RUN echo 'CONDA_PREFIX=${CONDA_PREFIX:-"$(dirname $(which conda))/../"}' >> ~/.bashrc
RUN echo 'export CPATH=${CONDA_PREFIX}/include:${CPATH}' >> ~/.bashrc
RUN echo 'export LIBRARY_PATH=${CONDA_PREFIX}/lib:${LIBRARY_PATH}' >> ~/.bashrc
RUN echo 'export LD_LIBRARY_PATH=${CONDA_PREFIX}/lib:${LD_LIBRARY_PATH}' >> ~/.bashrc
RUN echo 'export OMP_NUM_THREADS=1' >> ~/.bashrc

WORKDIR /install

#RUN ln -s /opt/conda/lib/python3.7/site-packages/torch/lib/libc10_cuda.so /opt/conda/lib/python3.7/site-packages/torch/lib/lib_cuda.so
RUN git clone https://github.com/facebookresearch/hanabi.git hanabi &&  \
 cd hanabi && \
 rm -rf hanabi-learning-environment && \
 git clone https://github.com/hengyuan-hu/hanabi-learning-environment.git hanabi-learning-environment && \
 cd hanabi-learning-environment &&  \
 git checkout 1f5fc60 && \
 cd .. && \
 cd third_party && \
 rm -rf pybind11 && \
 git clone https://github.com/pybind/pybind11.git && \
 cd pybind11 && \
 git checkout a1b71df && \
 cd ../../ && \
 mkdir build && \
 cd build
# cmake .. && \
# export LD_LIBRARY_PATH=${CONDA_PREFIX}/lib:${LD_LIBRARY_PATH} make -j`nproc`

#RUN mkdir /sad_lib && cp /install/hanabi/build/*.so /sad_lib && cp /install/hanabi/build/rela/*.so /sad_lib
#RUN echo 'export PYTHONPATH=/sad_lib${LD_LIBRARY_PATH:+:$LD_LIBRARY_PATH}' >> ~/.profile

WORKDIR /pyhanabi
hengyuan-hu commented 4 years ago

Hi.
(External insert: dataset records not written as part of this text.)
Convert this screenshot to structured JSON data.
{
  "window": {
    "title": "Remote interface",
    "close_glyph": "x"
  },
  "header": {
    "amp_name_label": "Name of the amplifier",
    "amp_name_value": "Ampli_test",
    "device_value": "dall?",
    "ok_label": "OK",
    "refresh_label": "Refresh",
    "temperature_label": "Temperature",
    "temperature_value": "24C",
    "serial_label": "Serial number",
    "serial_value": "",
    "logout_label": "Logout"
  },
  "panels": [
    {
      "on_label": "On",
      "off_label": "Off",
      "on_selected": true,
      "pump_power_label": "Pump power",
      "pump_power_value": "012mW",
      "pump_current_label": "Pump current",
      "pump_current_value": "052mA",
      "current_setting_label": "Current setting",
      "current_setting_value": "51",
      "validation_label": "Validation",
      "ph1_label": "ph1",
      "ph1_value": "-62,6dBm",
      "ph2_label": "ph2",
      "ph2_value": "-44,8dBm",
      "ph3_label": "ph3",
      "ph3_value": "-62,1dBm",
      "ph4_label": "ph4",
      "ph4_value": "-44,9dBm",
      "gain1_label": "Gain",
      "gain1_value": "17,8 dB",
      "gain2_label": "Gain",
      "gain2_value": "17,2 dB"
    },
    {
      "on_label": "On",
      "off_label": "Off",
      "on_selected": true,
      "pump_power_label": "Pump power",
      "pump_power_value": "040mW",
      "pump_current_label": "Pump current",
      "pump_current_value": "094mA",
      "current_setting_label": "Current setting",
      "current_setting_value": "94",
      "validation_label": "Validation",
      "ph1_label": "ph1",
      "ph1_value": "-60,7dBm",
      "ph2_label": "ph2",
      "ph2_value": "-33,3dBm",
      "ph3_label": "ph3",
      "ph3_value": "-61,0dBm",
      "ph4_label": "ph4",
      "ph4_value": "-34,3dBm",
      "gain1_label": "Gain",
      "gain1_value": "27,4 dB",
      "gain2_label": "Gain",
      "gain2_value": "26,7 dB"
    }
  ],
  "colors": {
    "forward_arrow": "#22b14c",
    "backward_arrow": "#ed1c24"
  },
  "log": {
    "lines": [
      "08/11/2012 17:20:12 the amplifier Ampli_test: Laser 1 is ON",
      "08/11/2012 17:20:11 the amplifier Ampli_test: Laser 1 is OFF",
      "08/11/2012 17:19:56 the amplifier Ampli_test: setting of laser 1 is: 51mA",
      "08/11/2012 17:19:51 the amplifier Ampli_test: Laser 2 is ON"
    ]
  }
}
Unfortunately I have not used docker before so I am not sure whether this is a docker specific problem. Have you tried with 2 GPUs, one for training, the other for simulation?

hengyuan-hu commented 4 years ago

We have just updated the repo with other play & better training infra. It may also resolve this hanging problem.